Dunbar shrugged. “It was just a question, that’s all. I suppose a man judges everyone else by himself. We want something, or think we do. When I came back to Illinois from the war, I thought I wanted a butcher shop. The easy way to get it was to come out here, scoop up a few pocketfuls of gold, and then go home and buy my shop. Five thousand was what I aimed for. Now. I’ve got the five thousand, but I don’t want the butcher shop.” Dunbar shook his head.
Cushman said, “You’ve got one out in the snow.”
Dunbar smiled, but there was puzzled ruefulness in the expression. “I needed those steers like I need a white shirt. All the time I was so hot on getting them I couldn’t figure why, but now I know. I put in four years of my life thinking I wanted a butcher shop, telling myself that was why I was out here.

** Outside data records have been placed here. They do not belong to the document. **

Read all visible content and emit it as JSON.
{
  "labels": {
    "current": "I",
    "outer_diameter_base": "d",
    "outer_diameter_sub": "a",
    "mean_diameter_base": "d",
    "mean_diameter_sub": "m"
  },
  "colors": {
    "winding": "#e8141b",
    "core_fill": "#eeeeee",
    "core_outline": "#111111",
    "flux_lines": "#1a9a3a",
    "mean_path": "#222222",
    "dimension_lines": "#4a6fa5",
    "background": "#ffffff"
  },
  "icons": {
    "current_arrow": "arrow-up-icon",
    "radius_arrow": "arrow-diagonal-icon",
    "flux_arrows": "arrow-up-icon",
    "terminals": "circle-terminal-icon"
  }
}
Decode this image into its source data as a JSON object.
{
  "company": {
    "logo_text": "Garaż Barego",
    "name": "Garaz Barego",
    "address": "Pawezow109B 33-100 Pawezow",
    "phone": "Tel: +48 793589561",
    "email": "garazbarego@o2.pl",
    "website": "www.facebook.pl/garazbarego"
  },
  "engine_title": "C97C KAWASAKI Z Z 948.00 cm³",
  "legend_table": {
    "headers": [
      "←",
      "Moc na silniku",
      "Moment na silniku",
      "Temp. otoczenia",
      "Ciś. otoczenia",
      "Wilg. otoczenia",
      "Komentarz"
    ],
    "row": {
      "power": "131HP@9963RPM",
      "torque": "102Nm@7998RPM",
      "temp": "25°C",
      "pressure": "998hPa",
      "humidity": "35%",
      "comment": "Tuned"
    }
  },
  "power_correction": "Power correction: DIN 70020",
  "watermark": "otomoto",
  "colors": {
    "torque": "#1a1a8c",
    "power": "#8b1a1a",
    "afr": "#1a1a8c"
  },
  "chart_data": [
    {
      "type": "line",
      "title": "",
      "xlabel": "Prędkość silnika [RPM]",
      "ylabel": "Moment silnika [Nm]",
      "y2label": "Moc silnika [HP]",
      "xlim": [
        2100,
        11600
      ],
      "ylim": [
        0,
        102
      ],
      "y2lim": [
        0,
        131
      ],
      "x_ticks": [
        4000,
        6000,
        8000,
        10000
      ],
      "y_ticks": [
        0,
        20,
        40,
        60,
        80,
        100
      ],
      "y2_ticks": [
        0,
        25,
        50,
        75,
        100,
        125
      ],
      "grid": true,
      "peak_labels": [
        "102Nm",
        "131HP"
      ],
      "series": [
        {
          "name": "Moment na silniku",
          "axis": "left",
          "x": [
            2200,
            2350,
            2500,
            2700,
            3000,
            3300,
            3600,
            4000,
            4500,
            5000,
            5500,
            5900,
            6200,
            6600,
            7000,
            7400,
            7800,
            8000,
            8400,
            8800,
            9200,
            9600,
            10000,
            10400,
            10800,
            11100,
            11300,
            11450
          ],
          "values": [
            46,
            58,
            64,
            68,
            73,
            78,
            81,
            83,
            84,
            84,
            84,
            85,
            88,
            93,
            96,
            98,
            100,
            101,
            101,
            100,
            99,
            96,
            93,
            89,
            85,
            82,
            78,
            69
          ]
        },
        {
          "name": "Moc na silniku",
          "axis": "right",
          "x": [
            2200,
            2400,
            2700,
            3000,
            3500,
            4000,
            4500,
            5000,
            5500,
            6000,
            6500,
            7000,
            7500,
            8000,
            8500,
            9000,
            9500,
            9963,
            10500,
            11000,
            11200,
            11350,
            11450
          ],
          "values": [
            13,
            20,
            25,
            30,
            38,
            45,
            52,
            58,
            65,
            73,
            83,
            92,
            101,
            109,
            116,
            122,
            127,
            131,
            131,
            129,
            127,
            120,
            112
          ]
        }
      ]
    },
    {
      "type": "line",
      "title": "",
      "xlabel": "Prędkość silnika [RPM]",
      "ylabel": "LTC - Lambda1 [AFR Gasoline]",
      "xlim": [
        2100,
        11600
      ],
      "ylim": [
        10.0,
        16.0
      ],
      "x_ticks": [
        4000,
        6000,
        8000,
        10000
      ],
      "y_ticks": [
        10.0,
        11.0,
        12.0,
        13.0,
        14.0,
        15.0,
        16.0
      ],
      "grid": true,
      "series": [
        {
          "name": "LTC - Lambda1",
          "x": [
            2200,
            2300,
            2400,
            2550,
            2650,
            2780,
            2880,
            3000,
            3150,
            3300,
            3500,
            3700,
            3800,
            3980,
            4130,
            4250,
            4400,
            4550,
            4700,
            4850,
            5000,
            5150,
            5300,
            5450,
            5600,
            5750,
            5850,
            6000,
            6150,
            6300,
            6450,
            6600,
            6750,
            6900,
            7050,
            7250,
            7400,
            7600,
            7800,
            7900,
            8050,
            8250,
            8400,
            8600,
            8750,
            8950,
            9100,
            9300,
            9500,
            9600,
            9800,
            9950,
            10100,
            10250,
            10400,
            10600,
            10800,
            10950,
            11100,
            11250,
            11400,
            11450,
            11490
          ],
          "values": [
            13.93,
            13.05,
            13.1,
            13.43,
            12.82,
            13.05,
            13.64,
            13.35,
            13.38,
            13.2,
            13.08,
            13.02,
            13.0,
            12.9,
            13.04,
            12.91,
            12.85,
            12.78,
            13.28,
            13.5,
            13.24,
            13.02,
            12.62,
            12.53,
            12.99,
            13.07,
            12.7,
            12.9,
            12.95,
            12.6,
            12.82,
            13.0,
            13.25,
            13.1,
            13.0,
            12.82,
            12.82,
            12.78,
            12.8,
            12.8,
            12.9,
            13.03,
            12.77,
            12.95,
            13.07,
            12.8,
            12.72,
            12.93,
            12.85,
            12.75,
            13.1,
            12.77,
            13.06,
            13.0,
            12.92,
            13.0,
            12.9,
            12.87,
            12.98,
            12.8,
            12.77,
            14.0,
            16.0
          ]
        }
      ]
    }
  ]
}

“Finally I must have realized I was never going back home, but I’d lived so close to the idea all the time that I had to do something about it. I bought the steers and that’s my butcher shop. Now I’m free of the idea.” Dunbar peered sharply at Cushman. “Does that sound crazy?”
“No. What do you want, Dunbar?”
“I want enough money to start lode mining when it begins to develop. It will, too, before long.” Dunbar flung his hand toward the bed where his gold was. “That and all the rest that’s been washed out pinch by pinch is only a dribble compared to the gold that’s in these hills somewhere. It took centuries for a few handfuls of gold to be washed down from somewhere up there.”
Dunbar pointed toward the mountains and Cushman visualized them standing there just beyond the cabin, tremendous and snow-clad.
“Here, or at the head of some other gulch, some day I’ll find where gold-bearing rock is in place. I want to mine it right where it took millions of years to form. I’ll build a smelter that’ll belch smoke day and night. I’ll have a railroad to it, and there’ll be a town. I’ll have five hundred men tearing into that mountain, ripping ore out and spilling it down to my smelter. I’ll have — ” Dunbar stopped suddenly, realizing how far he had flown from the draughty, dirt-floored cabin.
He went to the hearth and
lifted the coffee pot. He shook it, estimated the amount of grounds inside against the amount of liquid. There was enough coffee for half a cup more for each of them. When it was poured Dunbar sat down on the stool. “And I’ll have a special fund to keep coffee in the house all the time, so I won’t have to use the same grounds for weeks at a time.” His honest grin flashed out. “Do you reckon I’ve been out in the mountains too long?”
“No,” Cushman said. Dunbar had his feet on the ground and knew what he was doing. His dream was honest, and it was bigger than the dreams that most men hold. He didn’t want riches, or he would have talked of riches, of the things that gold could buy, of the power it gave to its owner. Dunbar wanted action, accomplishment; he wished to create things from his vision and work.
It was that side of the picture, rather than the dream itself, that impressed Cushman and lifted him for a time from his careful, narrow way of thinking. Dunbar’s enthusiasm and energy were greater forces than the mere vision of a golden mountain. Although he was dreamless himself, Cushman felt the fire of another’s ambition, and it left him with the haunted thought that he had been traveling savagely toward nowhere ever since he rode away with Jeremy Flint from Ruby Valley twelve years ago.
Dunbar finished his coffee and brushed the cup aside with a flip of his hand. “Now that you’re a claim owner, you’ll figure on staying the summer?”
“I’ll have to,” Cushman said. “I’ve got to get the price of my steers out of that ground.”
“I can sell it for you. I’ll even buy it back myself. You’re not interested in gold, Cushman.”
Cushman heard a horse going by in the street, and a few moments later he heard the Drago woman and Kenton talking. “I’ll stay a while, Dunbar,” he said. He rose from the table. “Right now I’ve got to take my horses to the valley.”
Belle Drago and Kenton were preparing to leave when Cushman passed the woman’s cabin. Kenton was rigging a rope stirrup. Cushman glanced at Miss Drago’s long skirts and thought, Of course she’s got to ride sidesaddle. It must have been miserably awkward for her going through the tight timber on the way here.